Ayant eu une histoire différente de la France hexagonale, l’Outre-mer se distingue par ses spécificités culturelles, géographiques et sociales. Malheureusement, cette diversité se reflète également dans les défis auxquels elle est confrontée. La vie chère, les phénomènes météorologiques extrêmes, les problèmes d’accès à l’éducation… Difficile de pouvoir grandir normalement dans de telles conditions. La grande pauvreté affecte davantage nos départements, où 24 % des personnes sont touchées. Pour de nombreux enfants ultramarins, ces défis se traduisent par des difficultés quotidiennes, telles que la faim ou encore le manque d’accès aux soins de santé. Chaque territoire ayant ses propres caractéristiques, les problèmes rencontrés varient d’une région à l’autre.

Ces situations complexes exacerbent les inégalités socio-économiques et compromettent le bien-être et l’avenir de toute une génération. Conscient de cette réalité, l’UNICEF France (Fonds des Nations unies pour l’enfance) a publié un rapport intitulé “Grandir dans les Outre-mer”, visant à fournir des données précieuses sur le sujet. A travers celui-ci, c’est une analyse détaillée des besoins spécifiques souvent méconnus ou négligés par les services publics que l’institut nous livre. Mettant en avant plusieurs chiffres, l’étude permet ainsi de mieux comprendre plusieurs défis auxquels les enfants de l’Outre-mer sont confrontés.

“C’est un travail qui a été réalisé sur un an,” témoigne Mathilde Detrez, chargée de plaidoyer de l’Outre-mer à l’UNICEF France. “Cela faisait des années que l’on avait déjà établi plusieurs constats.
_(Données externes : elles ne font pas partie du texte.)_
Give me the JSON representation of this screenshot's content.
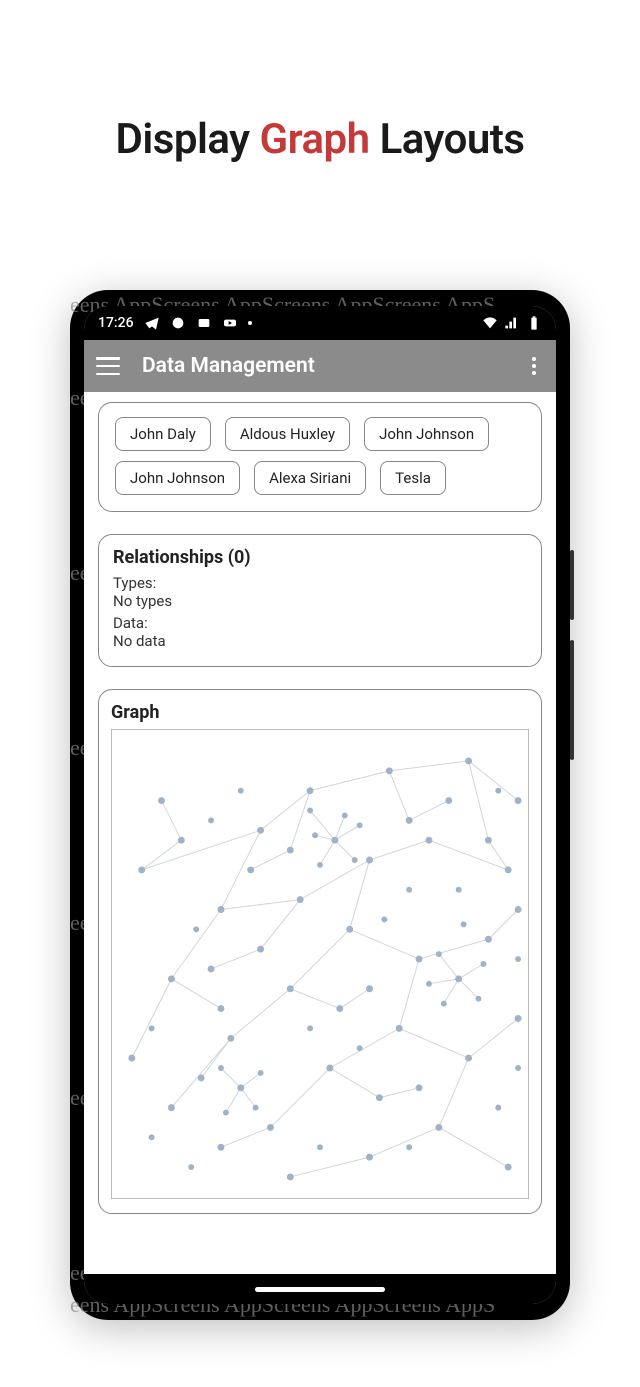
{
  "headline": {
    "part1": "Display ",
    "accent": "Graph",
    "part2": " Layouts"
  },
  "watermark_text": "eens   AppScreens   AppScreens   AppScreens   AppS",
  "status": {
    "time": "17:26"
  },
  "app_bar": {
    "title": "Data Management"
  },
  "chips": [
    {
      "label": "John Daly"
    },
    {
      "label": "Aldous Huxley"
    },
    {
      "label": "John Johnson"
    },
    {
      "label": "John Johnson"
    },
    {
      "label": "Alexa Siriani"
    },
    {
      "label": "Tesla"
    }
  ],
  "relationships": {
    "title": "Relationships (0)",
    "types_label": "Types:",
    "types_value": "No types",
    "data_label": "Data:",
    "data_value": "No data"
  },
  "graph": {
    "title": "Graph"
  },
  "colors": {
    "accent": "#c43a3a",
    "appbar": "#8b8b8b",
    "node": "#9fb3c8",
    "edge": "#cfd6dc"
  }
}
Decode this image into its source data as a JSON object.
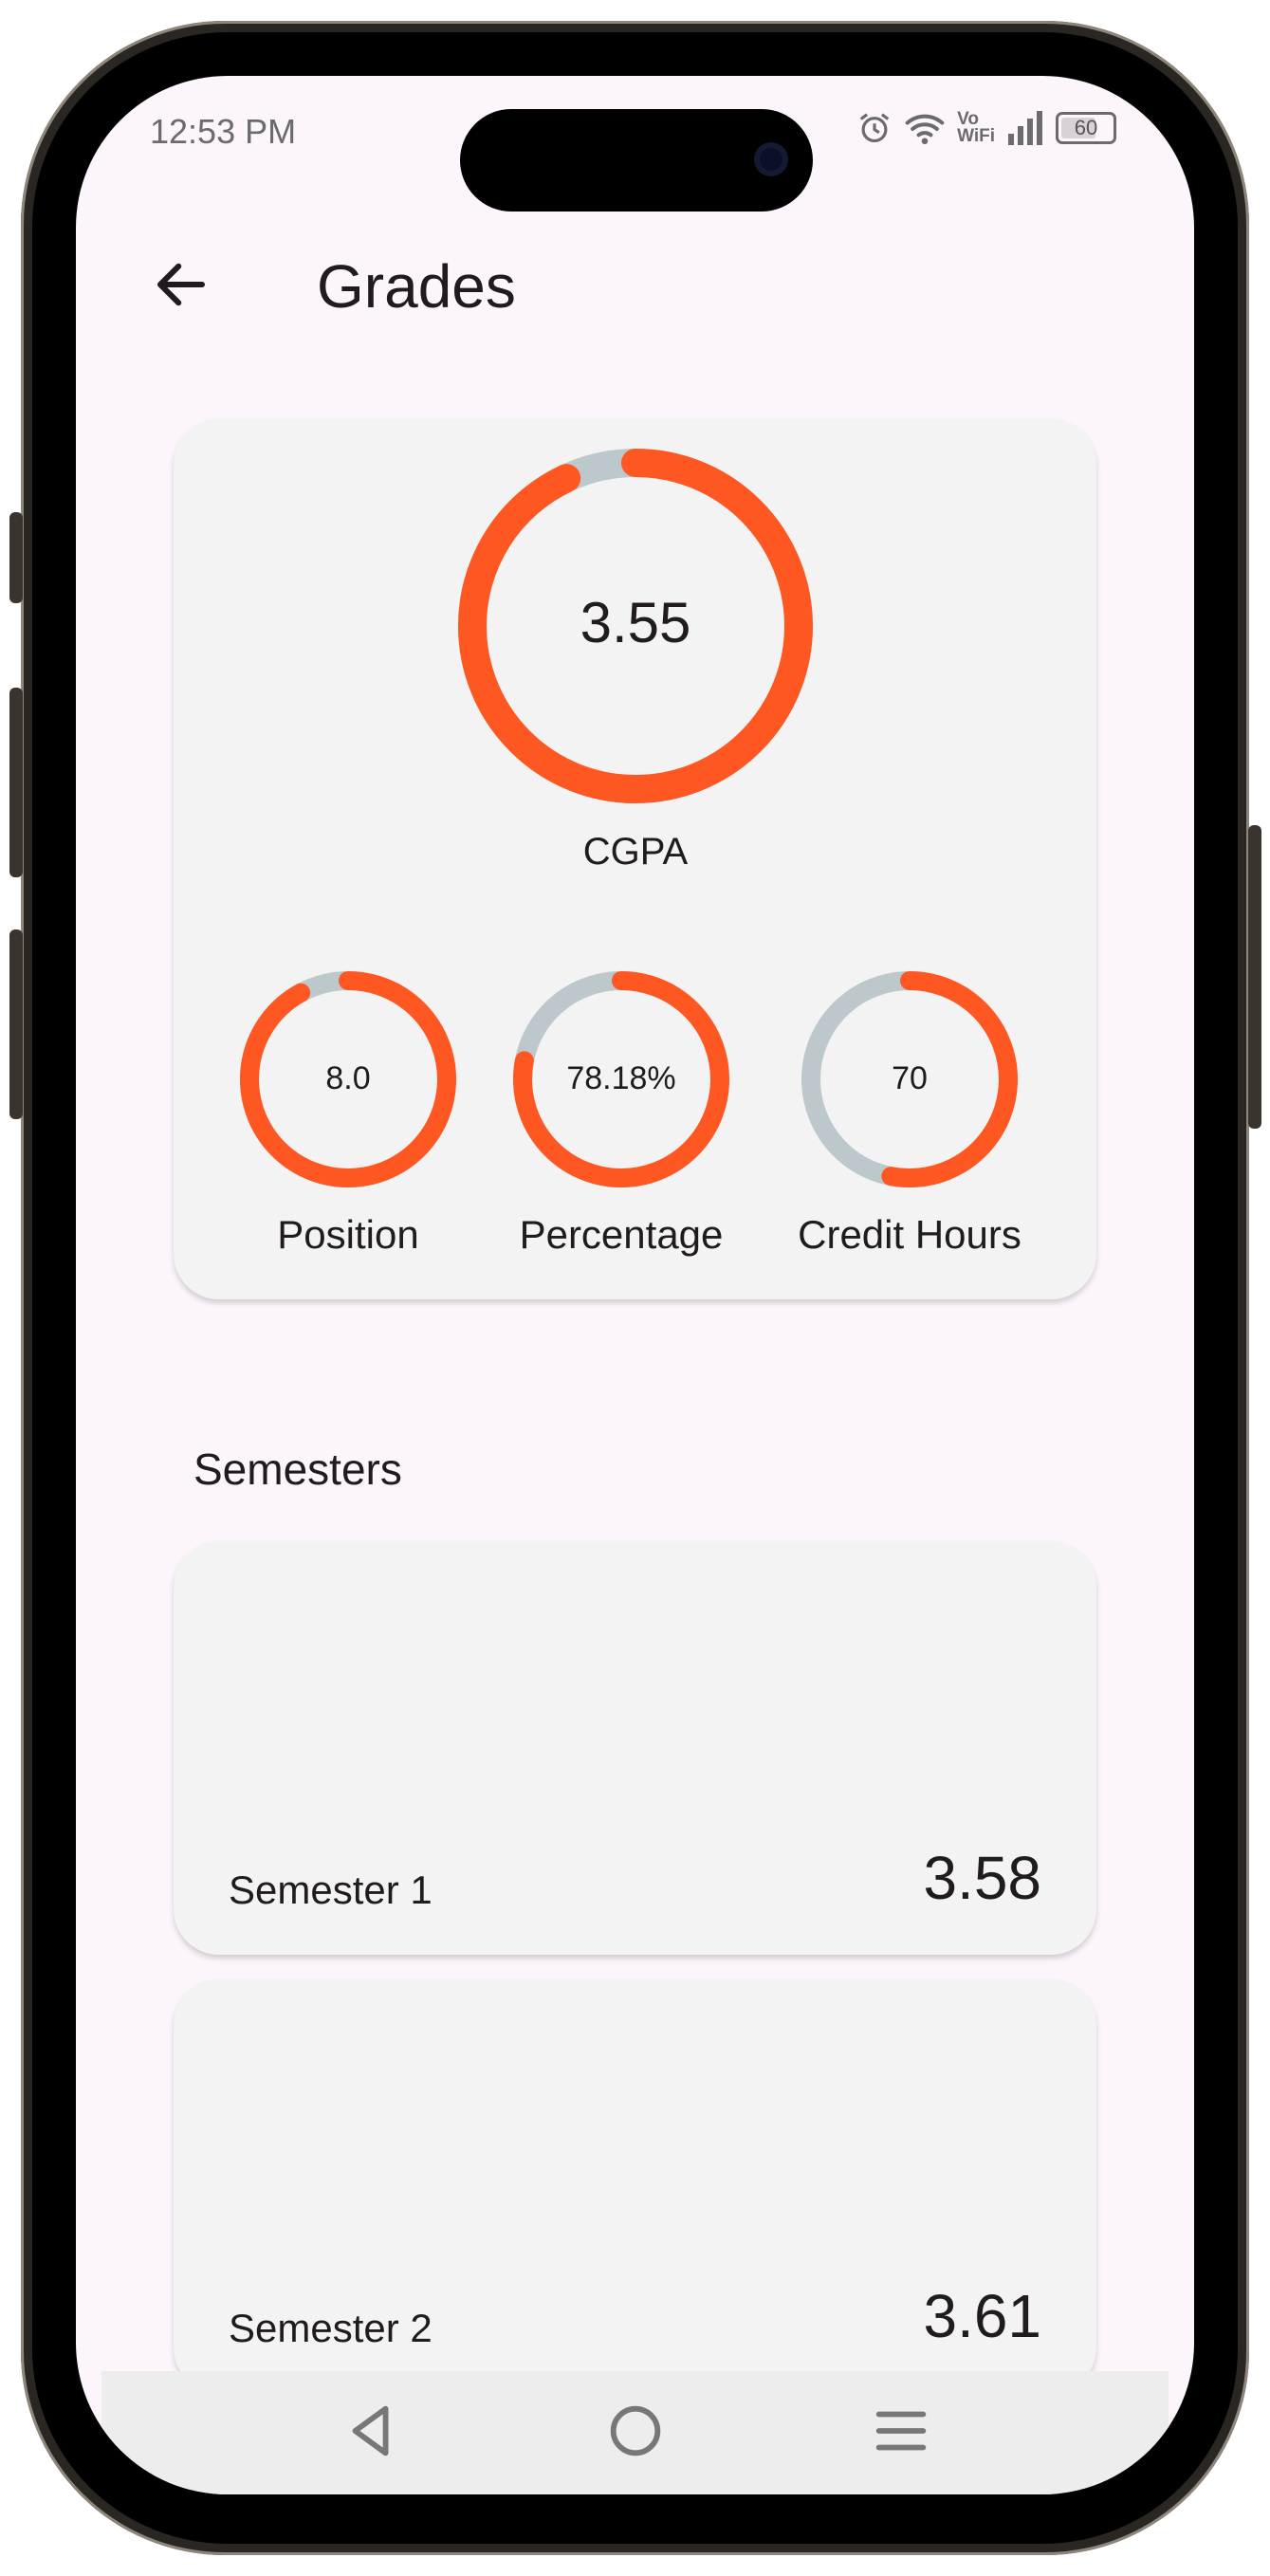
{
  "status_bar": {
    "time": "12:53 PM",
    "vo_wifi": "Vo\nWiFi",
    "battery": "60"
  },
  "header": {
    "title": "Grades"
  },
  "summary": {
    "cgpa": {
      "value": "3.55",
      "label": "CGPA",
      "fraction": 0.93
    },
    "position": {
      "value": "8.0",
      "label": "Position",
      "fraction": 0.92
    },
    "percentage": {
      "value": "78.18%",
      "label": "Percentage",
      "fraction": 0.78
    },
    "credit_hours": {
      "value": "70",
      "label": "Credit Hours",
      "fraction": 0.53
    }
  },
  "semesters": {
    "heading": "Semesters",
    "items": [
      {
        "label": "Semester 1",
        "gpa": "3.58"
      },
      {
        "label": "Semester 2",
        "gpa": "3.61"
      }
    ]
  },
  "colors": {
    "accent": "#FF5722",
    "track": "#BCC8CC",
    "card": "#F3F3F3",
    "background": "#FCF5FB"
  },
  "icons": [
    "back-arrow-icon",
    "alarm-icon",
    "wifi-icon",
    "signal-icon",
    "battery-icon",
    "nav-back-icon",
    "nav-home-icon",
    "nav-menu-icon"
  ]
}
Nous avions observé que les indicateurs disponibles pour évaluer les droits de l’enfant dans les territoires d’Outre-mer étaient soit insuffisants, soit mal documentés, et ne bénéficiaient pas d’une attention particulière de la part des autorités publiques. Nous avons donc consulté directement les enfants et les jeunes, notamment lors d’ateliers en Guyane, où ils ont partagé leurs préoccupations et leurs suggestions avec nous à destination des autorités publiques.”

Sur le terrain, Mathilde Detrez et ses collègues ont été confrontés à une situation qui serait difficile à concevoir en France métropolitaine. Énormément d’enfants vivant dans les départements d’Outre-mer ne mangent pratiquement pas à leur faim. D’autres sont confrontés à une forte problématique de logement insalubre. Sur les territoires tels que Mayotte ou la Guyane, c’est près 5000 à 10 000 jeunes qui n’ont pas accès à une éducation scolaire. Cerise sur le gâteau, plusieurs d’entre eux bénéficient d’un accès aux soins déplorable. La liste des problématiques est très longue.

Pour donner un aperçu, en Guyane, 6 enfants sur 10 vivent dans la précarité. A Mayotte, ce sont 8 enfants sur 10 qui seront pauvres. La proportion de jeunes vivant sous le seuil de pauvreté est trois à quatre fois plus importante que dans l’Hexagone. Les données sur la grande pauvreté dans ces régions sont largement sous-estimées, se limitant souvent aux personnes en logement ordinaire et négligeant les populations sans domicile, ce qui donne une vision incomplète de la situation. Malgré les efforts pour uniformiser les droits sociaux, des disparités persistent entre les territoires, comme à Mayotte où le Code de la Sécurité sociale n’est pas pleinement appliqué, accentuant les difficultés d’accès aux prestations sociales pour certaines familles.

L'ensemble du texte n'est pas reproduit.